In a separate report that bolstered hopes for jobs growth, The National Federation of Independent Business said small firms began creating jobs in February for the first time in years.
"Finally, in February, the number of net new jobs reported went decidedly positive, rising to 0.17 workers per firm, the first 'decent' reading since the second quarter of 2006," said federation president William Dunkelberg.
He said the number of firms reporting hard to fill job openings climbed two percentage points to 15 percent, adding to signs of a slowly strengthening job market.
Meanwhile, nonfarm productivity grew as expected in the fourth quarter, but the pace is slowing. Productivity increased at an unrevised 2.6 percent annual rate, the Labor Department said. The growth pace was in line with economists' expectations.
Productivity, a measure of hourly output per worker, grew at a 2.3 percent pace in the third quarter. For the whole of 2010, productivity expanded 3.9 percent, the fastest pace since 2002.
The upbeat outlook for jobs and the economy has been seeping into consumer sentiment. Retailers reported solid revenue gains for February, extending the strong spending momentum seen during the holiday season as the economy recovery takes hold.
Worries are growing, however, that rising gas prices could sap shoppers' spending. The national average is now at $3.427 per gallon. Prices will reach $3.50 to $3.75 by spring, some analysts say.
"We're seeing a continued roll-off from the holidays," said Laura Gurski, a partner at A. T. Kearney. "There's disposable income out there. But it's going to be a long spring." Low-income shoppers are already feeling pinched by inflation for food and gasoline, she noted, and that's only going to trickle up to middle-income consumers.
Nevertheless, the improving economy is also making shoppers feel better about spending. Consumer confidence in February rose to its highest point in more than three years, according to the Conference Board.
Another sign of the improving recovery: the services sector, which employs about 90 percent of the work force, grew at the fastest pace in five years in February.
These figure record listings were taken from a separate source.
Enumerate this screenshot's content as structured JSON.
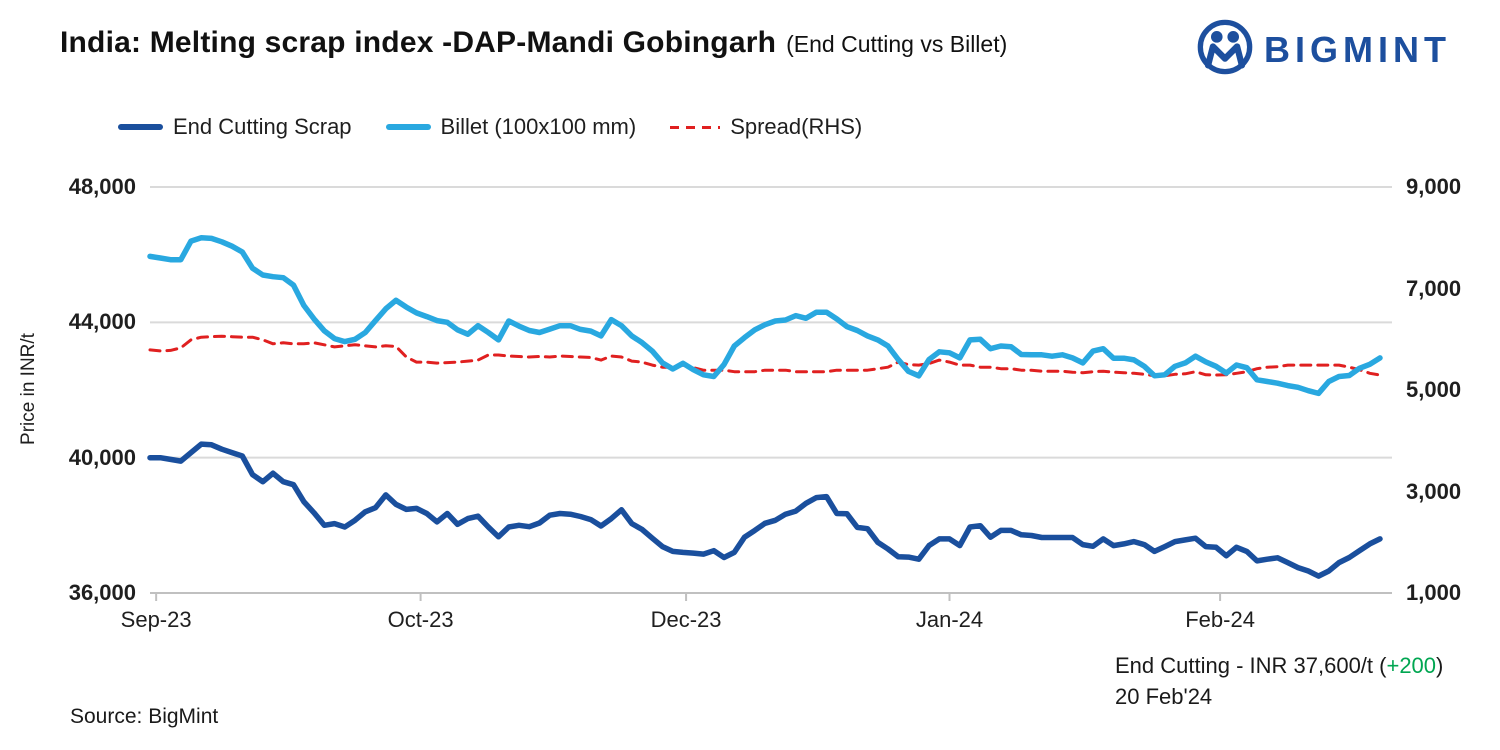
{
  "header": {
    "title": "India: Melting scrap index -DAP-Mandi Gobingarh",
    "subtitle": "(End Cutting vs Billet)",
    "brand": "BIGMINT",
    "brand_color": "#1d4f9e"
  },
  "annotation": {
    "line1_prefix": "End Cutting - INR 37,600/t (",
    "line1_change": "+200",
    "line1_suffix": ")",
    "line2": "20 Feb'24",
    "change_color": "#00a651"
  },
  "source": "Source: BigMint",
  "chart_data": {
    "type": "line",
    "title": "India: Melting scrap index -DAP-Mandi Gobingarh (End Cutting vs Billet)",
    "ylabel_left": "Price in INR/t",
    "y_left": {
      "min": 36000,
      "max": 48000,
      "tick_values": [
        48000,
        44000,
        40000,
        36000
      ],
      "tick_labels": [
        "48,000",
        "44,000",
        "40,000",
        "36,000"
      ]
    },
    "y_right": {
      "min": 1000,
      "max": 9000,
      "tick_values": [
        9000,
        7000,
        5000,
        3000,
        1000
      ],
      "tick_labels": [
        "9,000",
        "7,000",
        "5,000",
        "3,000",
        "1,000"
      ]
    },
    "x_ticks": [
      "Sep-23",
      "Oct-23",
      "Dec-23",
      "Jan-24",
      "Feb-24"
    ],
    "x_tick_indices": [
      0.6,
      26.4,
      52.3,
      78.0,
      104.4
    ],
    "grid": "horizontal-only",
    "legend_position": "top-left",
    "series": [
      {
        "name": "End Cutting Scrap",
        "color": "#1a4f9d",
        "axis": "left",
        "style": "solid",
        "values": [
          40000,
          40000,
          39950,
          39900,
          40150,
          40400,
          40380,
          40250,
          40150,
          40050,
          39500,
          39290,
          39540,
          39290,
          39200,
          38700,
          38370,
          38000,
          38050,
          37950,
          38150,
          38400,
          38520,
          38900,
          38620,
          38470,
          38500,
          38350,
          38100,
          38350,
          38030,
          38200,
          38270,
          37950,
          37660,
          37950,
          38000,
          37960,
          38070,
          38300,
          38350,
          38330,
          38260,
          38170,
          37980,
          38200,
          38460,
          38050,
          37880,
          37620,
          37370,
          37230,
          37200,
          37180,
          37150,
          37250,
          37050,
          37200,
          37650,
          37850,
          38060,
          38150,
          38330,
          38420,
          38650,
          38820,
          38850,
          38350,
          38340,
          37940,
          37900,
          37500,
          37300,
          37070,
          37060,
          37000,
          37400,
          37600,
          37600,
          37400,
          37950,
          37990,
          37650,
          37850,
          37850,
          37720,
          37700,
          37640,
          37640,
          37640,
          37640,
          37430,
          37380,
          37600,
          37400,
          37450,
          37520,
          37430,
          37230,
          37370,
          37520,
          37570,
          37620,
          37370,
          37350,
          37100,
          37350,
          37230,
          36950,
          37000,
          37040,
          36900,
          36750,
          36650,
          36500,
          36650,
          36900,
          37050,
          37250,
          37450,
          37600
        ]
      },
      {
        "name": "Billet (100x100 mm)",
        "color": "#29a8e0",
        "axis": "left",
        "style": "solid",
        "values": [
          45950,
          45900,
          45850,
          45850,
          46400,
          46500,
          46480,
          46380,
          46250,
          46080,
          45600,
          45400,
          45350,
          45320,
          45100,
          44500,
          44100,
          43750,
          43520,
          43430,
          43500,
          43700,
          44050,
          44400,
          44650,
          44450,
          44280,
          44170,
          44050,
          44000,
          43780,
          43650,
          43900,
          43700,
          43480,
          44040,
          43890,
          43760,
          43700,
          43800,
          43900,
          43900,
          43790,
          43740,
          43600,
          44080,
          43900,
          43600,
          43400,
          43150,
          42800,
          42620,
          42790,
          42600,
          42450,
          42400,
          42750,
          43300,
          43550,
          43780,
          43930,
          44040,
          44070,
          44200,
          44120,
          44300,
          44300,
          44100,
          43870,
          43760,
          43600,
          43480,
          43300,
          42900,
          42550,
          42420,
          42900,
          43130,
          43100,
          42950,
          43480,
          43500,
          43220,
          43300,
          43280,
          43050,
          43040,
          43040,
          43000,
          43040,
          42950,
          42800,
          43150,
          43220,
          42940,
          42940,
          42890,
          42700,
          42420,
          42450,
          42700,
          42800,
          43000,
          42830,
          42700,
          42500,
          42740,
          42660,
          42300,
          42250,
          42200,
          42130,
          42080,
          41980,
          41900,
          42250,
          42400,
          42430,
          42640,
          42760,
          42950
        ]
      },
      {
        "name": "Spread(RHS)",
        "color": "#e02020",
        "axis": "right",
        "style": "dashed",
        "values": [
          5790,
          5770,
          5780,
          5830,
          5990,
          6040,
          6050,
          6060,
          6050,
          6040,
          6040,
          5990,
          5910,
          5930,
          5910,
          5910,
          5930,
          5890,
          5850,
          5870,
          5890,
          5870,
          5850,
          5870,
          5860,
          5650,
          5550,
          5550,
          5530,
          5540,
          5550,
          5570,
          5590,
          5690,
          5690,
          5670,
          5660,
          5650,
          5660,
          5650,
          5670,
          5660,
          5650,
          5640,
          5590,
          5670,
          5650,
          5570,
          5550,
          5490,
          5450,
          5450,
          5490,
          5440,
          5390,
          5390,
          5390,
          5360,
          5360,
          5360,
          5390,
          5390,
          5390,
          5360,
          5360,
          5360,
          5360,
          5390,
          5390,
          5390,
          5390,
          5420,
          5450,
          5550,
          5500,
          5490,
          5520,
          5590,
          5550,
          5490,
          5490,
          5450,
          5450,
          5420,
          5420,
          5390,
          5390,
          5370,
          5370,
          5370,
          5350,
          5340,
          5360,
          5370,
          5350,
          5340,
          5330,
          5310,
          5280,
          5280,
          5310,
          5320,
          5360,
          5300,
          5295,
          5300,
          5330,
          5360,
          5420,
          5450,
          5460,
          5490,
          5490,
          5490,
          5490,
          5490,
          5490,
          5450,
          5400,
          5330,
          5295
        ]
      }
    ]
  }
}
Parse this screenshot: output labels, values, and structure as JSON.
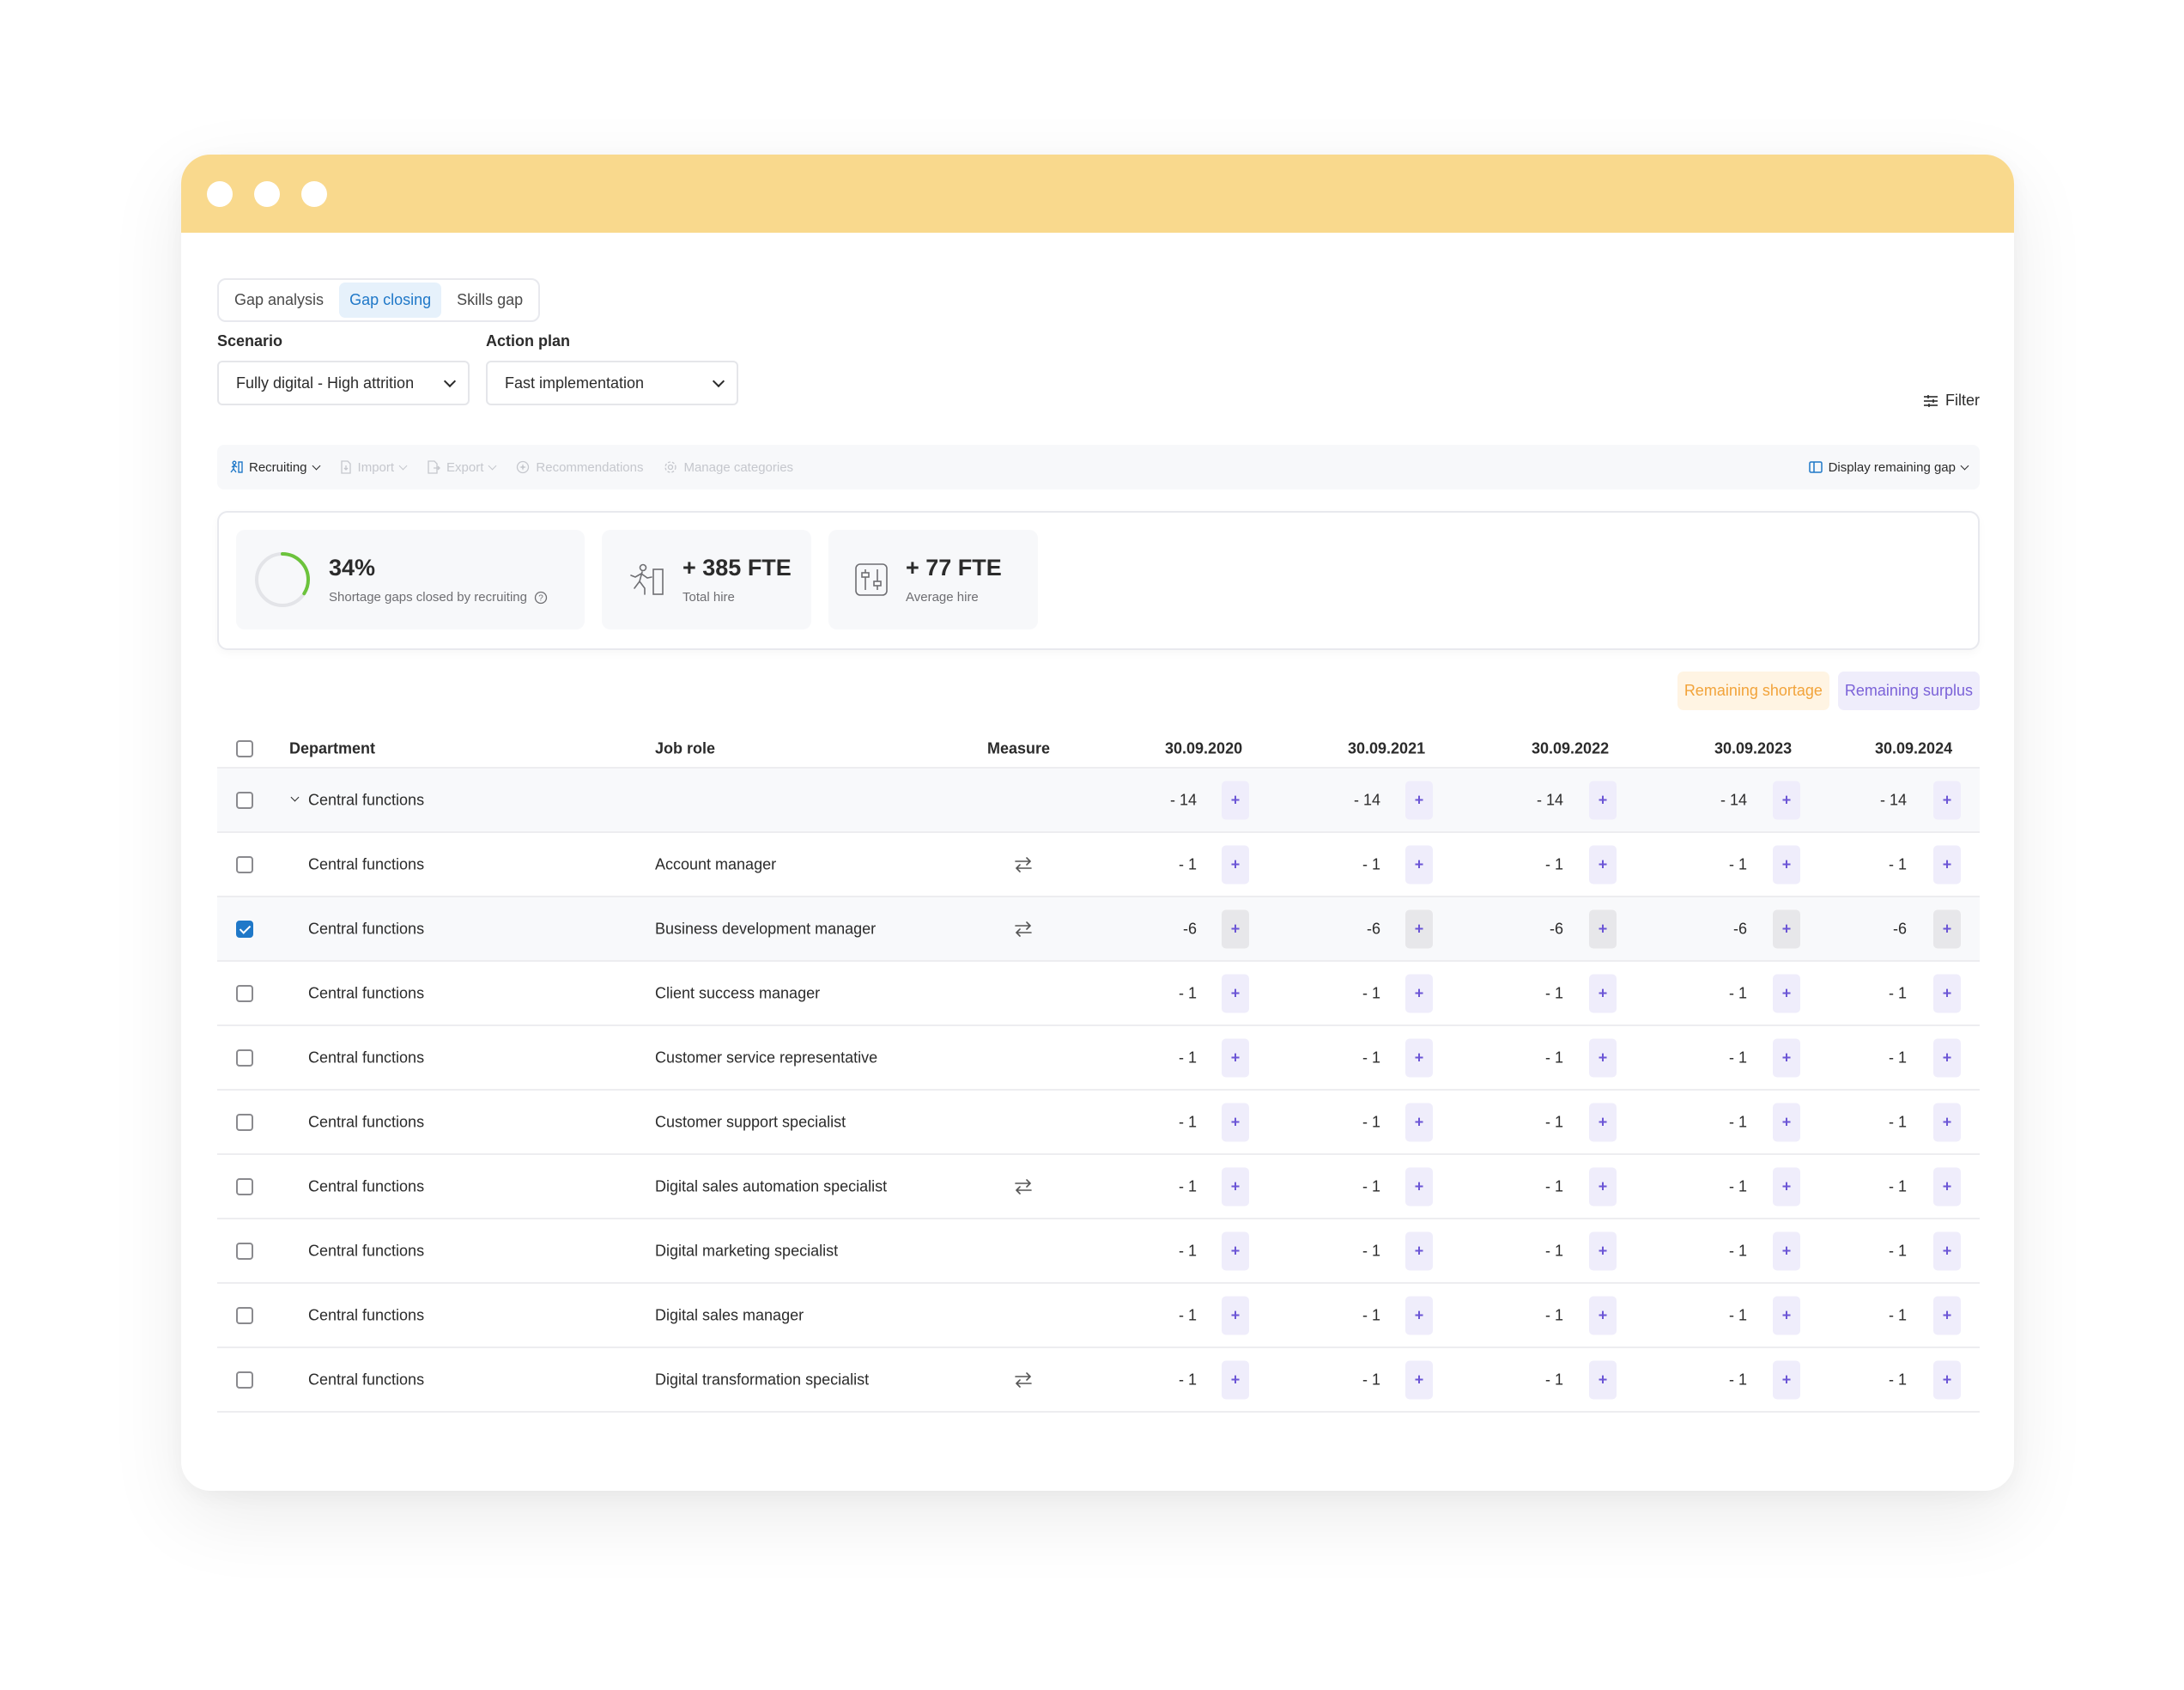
{
  "tabs": [
    "Gap analysis",
    "Gap closing",
    "Skills gap"
  ],
  "active_tab": 1,
  "scenario": {
    "label": "Scenario",
    "value": "Fully digital - High attrition"
  },
  "action_plan": {
    "label": "Action plan",
    "value": "Fast implementation"
  },
  "filter_label": "Filter",
  "toolbar": {
    "recruiting": "Recruiting",
    "import": "Import",
    "export": "Export",
    "recommendations": "Recommendations",
    "manage_categories": "Manage categories",
    "display": "Display remaining gap"
  },
  "kpis": {
    "closed": {
      "value": "34%",
      "label": "Shortage gaps closed by recruiting",
      "progress": 0.34
    },
    "total": {
      "value": "+ 385 FTE",
      "label": "Total hire"
    },
    "average": {
      "value": "+ 77 FTE",
      "label": "Average hire"
    }
  },
  "legend": {
    "shortage": "Remaining shortage",
    "surplus": "Remaining surplus"
  },
  "colors": {
    "accent": "#1f78c8",
    "header": "#f9d98d",
    "shortage": "#f2a33a",
    "surplus": "#7b62d8"
  },
  "table": {
    "headers": {
      "department": "Department",
      "job_role": "Job role",
      "measure": "Measure",
      "years": [
        "30.09.2020",
        "30.09.2021",
        "30.09.2022",
        "30.09.2023",
        "30.09.2024"
      ]
    },
    "group": {
      "department": "Central functions",
      "values": [
        "- 14",
        "- 14",
        "- 14",
        "- 14",
        "- 14"
      ]
    },
    "rows": [
      {
        "department": "Central functions",
        "role": "Account manager",
        "measure": true,
        "checked": false,
        "values": [
          "- 1",
          "- 1",
          "- 1",
          "- 1",
          "- 1"
        ]
      },
      {
        "department": "Central functions",
        "role": "Business development manager",
        "measure": true,
        "checked": true,
        "values": [
          "-6",
          "-6",
          "-6",
          "-6",
          "-6"
        ]
      },
      {
        "department": "Central functions",
        "role": "Client success manager",
        "measure": false,
        "checked": false,
        "values": [
          "- 1",
          "- 1",
          "- 1",
          "- 1",
          "- 1"
        ]
      },
      {
        "department": "Central functions",
        "role": "Customer service representative",
        "measure": false,
        "checked": false,
        "values": [
          "- 1",
          "- 1",
          "- 1",
          "- 1",
          "- 1"
        ]
      },
      {
        "department": "Central functions",
        "role": "Customer support specialist",
        "measure": false,
        "checked": false,
        "values": [
          "- 1",
          "- 1",
          "- 1",
          "- 1",
          "- 1"
        ]
      },
      {
        "department": "Central functions",
        "role": "Digital sales automation specialist",
        "measure": true,
        "checked": false,
        "values": [
          "- 1",
          "- 1",
          "- 1",
          "- 1",
          "- 1"
        ]
      },
      {
        "department": "Central functions",
        "role": "Digital marketing specialist",
        "measure": false,
        "checked": false,
        "values": [
          "- 1",
          "- 1",
          "- 1",
          "- 1",
          "- 1"
        ]
      },
      {
        "department": "Central functions",
        "role": "Digital sales manager",
        "measure": false,
        "checked": false,
        "values": [
          "- 1",
          "- 1",
          "- 1",
          "- 1",
          "- 1"
        ]
      },
      {
        "department": "Central functions",
        "role": "Digital transformation specialist",
        "measure": true,
        "checked": false,
        "values": [
          "- 1",
          "- 1",
          "- 1",
          "- 1",
          "- 1"
        ]
      }
    ],
    "plus_label": "+"
  }
}
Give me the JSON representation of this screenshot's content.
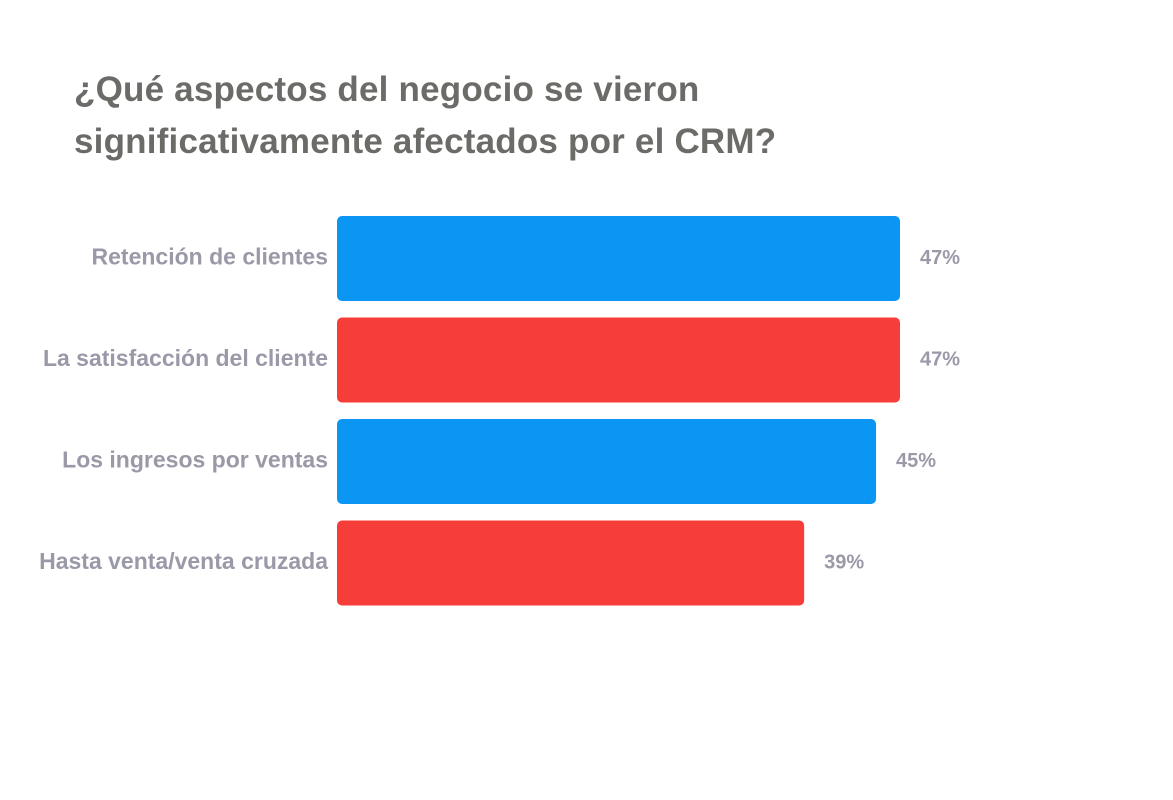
{
  "chart_data": {
    "type": "bar",
    "orientation": "horizontal",
    "title": "¿Qué aspectos del negocio se vieron significativamente afectados por el CRM?",
    "categories": [
      "Retención de clientes",
      "La satisfacción del cliente",
      "Los ingresos por ventas",
      "Hasta venta/venta cruzada"
    ],
    "values": [
      47,
      47,
      45,
      39
    ],
    "value_labels": [
      "47%",
      "47%",
      "45%",
      "39%"
    ],
    "unit": "%",
    "bar_colors": [
      "#0a96f2",
      "#f63d3a",
      "#0a96f2",
      "#f63d3a"
    ],
    "xlim": [
      0,
      47
    ],
    "grid": false,
    "legend": "none"
  }
}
The Institute for Supply Management, a private trade group, says its index of service-sector activity rose to 59.7 last month, from 59.4 in January. That's the sixth straight monthly increase and the highest reading since August 2005. Any reading above 50 indicates expansion.
The index covers a broad range of industries including retail, health care and financial services, among others. It plummeted to 37.6 in November 2008, at the height of the financial crisis.
A measure of hiring by service-sector companies rose to its highest level since April 2006.
The fly in the recovery ointment is oil. Prices have jumped recently as tensions in the Middle East have escalated. Oil prices retreated a bit on Thursday as traders priced in the loss of Libyan oil production there amid clashes between leader Moammar Gadhafi and rebels seeking to overthrow his 40-year rule.
Benchmark West Texas Intermediate for April delivery gave up $1.12 to $101.11 a barrel on the Nymex. In London, Brent crude fell $1.55 to $114.80 per barrel.
Oil prices have remained near highs last seen in 2008 as fighting between the two sides intensified amid efforts to reach a mediated resolution to the conflict that has cut crude supplies by more than half from the OPEC nation.
Federal Reserve Board Chairman Ben Bernanke, testifying before Congress earlier this week, warned that a prolonged rise in oils prices could pose a danger to the U.S. recovery. But he said a more likely outcome is a temporary and modest increase in consumer prices, not runaway inflation.